Transient Tricuspid Insufficiency of the Newborn: A Form of Myocardial Dysfunction in Stressed Newborns

Abstract
Fourteen term newborn infants were recognized as having transient tricuspid insufficiency associated with significant perinatal stress. Of these infants 5 underwent cardiac catheterization for presumed congenital heart disease, but had only massive tricuspid valve insufficiency. The other 9 infants were diagnosed on the basis of a murmur characteristic of tricuspid valve insufficiency and on other clinical grounds. All had a history of significant perinatal stress in the form of asphyxia with or without hypoglycemia. Frequently, congestive heart failure, persistent cyanosis, and ECG evidence of myocardial ischemia were present. Of the 14, 12 survived and in each of them all cardiac signs and symptoms, including the murmur, spontaneously resolved. The 2 patients who died had histopathologic evidence of necrosis in the anterior papillary muscle of the tricuspid valve.

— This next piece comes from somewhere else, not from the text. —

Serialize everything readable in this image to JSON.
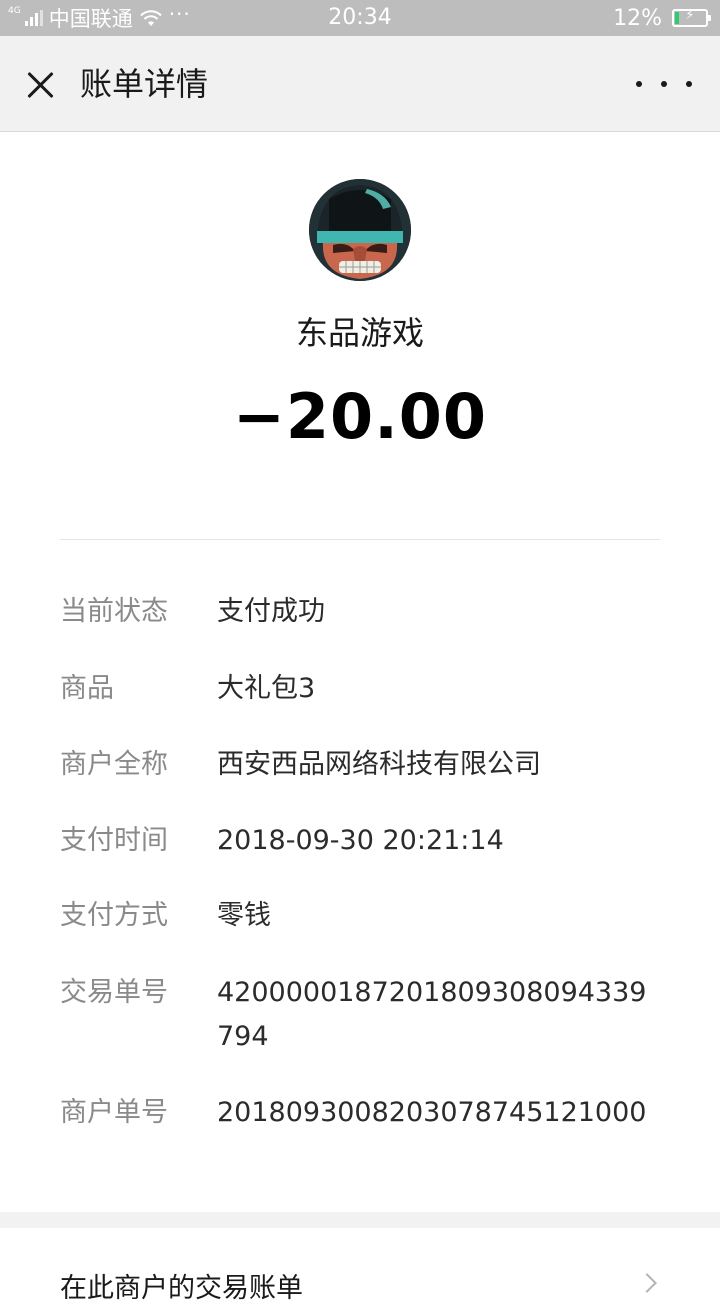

The constant features of perinatal stress, ST-T wave abnormalities on the ECG, and spontaneous resolution of the transient tricuspid insufficiency strongly suggest that this syndrome is secondary to a reversible form of myocardial dysfunction, perhaps by affecting papillary muscle specifically. Hypoxia with or without hypoglycemia precipitates the events leading to this clinical syndrome which is distinguishable from other cardiac abnormalities in the newborn by the history, distinctive murmur and the ECG abnormalities.